I agree this is a common pattern. I think the string-unpack-code test
(and to a lesser extent string-tagcloud) beat on parsing pretty heavily.
> - Object cloning. We should verify this is a useful test, but I
> believe template engines often use a pattern, combined with json
> data to clone js objects. This may be more of a DOM-level test, but
> a JS equivalent should be doable.
I'd like to hear more about this.
> - JSON performance
string-tagcloud parses a giant JSON string, though not using the
native JSON parsing facilities of ES5. Parsing of many shorter JSON
expressions may be a useful test to add.
> - Tests of prototype chain usage (basically the counter-
> programming-style to closures)
There is some use of this but not a deep focus. Agreed it's good to
test more.
>
> If I were to characterize SunSpider and V8Benchmark tests, the
> SunSpider tests are generally short and focused micro-benchmarks.

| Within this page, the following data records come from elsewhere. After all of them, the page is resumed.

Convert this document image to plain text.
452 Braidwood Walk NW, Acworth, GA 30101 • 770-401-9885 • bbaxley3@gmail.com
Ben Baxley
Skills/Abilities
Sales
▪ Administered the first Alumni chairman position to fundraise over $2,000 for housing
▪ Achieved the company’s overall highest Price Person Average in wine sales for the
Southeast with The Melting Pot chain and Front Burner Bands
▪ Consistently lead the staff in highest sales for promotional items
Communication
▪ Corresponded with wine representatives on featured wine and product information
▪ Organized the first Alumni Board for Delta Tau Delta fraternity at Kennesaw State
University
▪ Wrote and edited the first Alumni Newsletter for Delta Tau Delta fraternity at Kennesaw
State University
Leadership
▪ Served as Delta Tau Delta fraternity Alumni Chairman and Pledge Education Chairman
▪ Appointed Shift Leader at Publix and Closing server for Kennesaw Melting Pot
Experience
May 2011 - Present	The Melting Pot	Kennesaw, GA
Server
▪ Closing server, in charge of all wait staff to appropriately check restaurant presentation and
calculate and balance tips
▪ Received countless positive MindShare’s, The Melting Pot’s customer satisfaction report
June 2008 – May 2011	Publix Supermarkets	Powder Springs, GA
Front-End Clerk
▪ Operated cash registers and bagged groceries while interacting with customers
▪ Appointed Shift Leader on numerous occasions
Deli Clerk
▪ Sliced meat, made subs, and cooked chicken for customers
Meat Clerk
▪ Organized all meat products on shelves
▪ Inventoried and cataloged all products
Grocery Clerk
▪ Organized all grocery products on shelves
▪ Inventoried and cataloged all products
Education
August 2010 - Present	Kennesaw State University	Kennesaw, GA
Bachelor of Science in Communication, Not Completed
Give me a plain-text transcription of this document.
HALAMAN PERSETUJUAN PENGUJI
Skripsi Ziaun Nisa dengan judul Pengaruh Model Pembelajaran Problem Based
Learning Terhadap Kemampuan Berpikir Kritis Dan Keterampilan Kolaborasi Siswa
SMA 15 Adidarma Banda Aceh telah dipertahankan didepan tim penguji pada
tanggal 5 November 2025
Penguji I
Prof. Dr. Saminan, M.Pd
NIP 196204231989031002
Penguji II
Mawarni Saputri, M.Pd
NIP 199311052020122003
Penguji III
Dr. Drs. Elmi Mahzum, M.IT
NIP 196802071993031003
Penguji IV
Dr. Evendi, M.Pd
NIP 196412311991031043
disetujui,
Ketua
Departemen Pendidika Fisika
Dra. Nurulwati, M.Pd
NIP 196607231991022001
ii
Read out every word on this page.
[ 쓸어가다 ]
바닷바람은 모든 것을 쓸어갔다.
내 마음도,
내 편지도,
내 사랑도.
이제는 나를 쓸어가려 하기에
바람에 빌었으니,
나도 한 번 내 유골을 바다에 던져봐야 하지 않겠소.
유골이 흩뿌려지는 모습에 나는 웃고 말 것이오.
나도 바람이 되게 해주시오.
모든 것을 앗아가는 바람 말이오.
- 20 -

> The v8 tests are generally larger tests comprised of real code.
The SunSpider tests are a mix. For example, 3d-raytrace, string-
tagcloud, and the crypto tests are quite substantial examples of real
code solving a real problem. Some, like bitops-bits-in-byte, are very
focused. That particular test came from a developer bug report and
apparently comes from real game code, but it's a tiny part of the
game; it used to make JavaScriptCore look really bad, which is why we
included it.
One thing I have noticed about the v8 tests is that they include a lot
of content translated from other programming languages, either
automatically or by hand.
> Both types of test offer unique advantages. The microbenchmarks
> provide a way to create lots of small tests which cover a certain
> pattern. The larger tests are less focused, but require more
> features to work well together in the engine to get higher scores.
> Tracemonkey is fairly new, and with its tracing approach, it is not
> surprising that it's initial traces can optimize the micro
> benchmarks but not fully trace larger code like what is found in the
> V8 benchmark. In my opinion, both sets of tests are useful.
I do think TraceMonkey shows a bigger improvement on some categories
of very trivial tests than on general code. But it seems to do better
on most code than the V8 benchmark would indicate. I think this is
because it gives the greatest benefit to operations other than
function calls and property access, and those are the most heavily
tested operations on the V8 benchmark.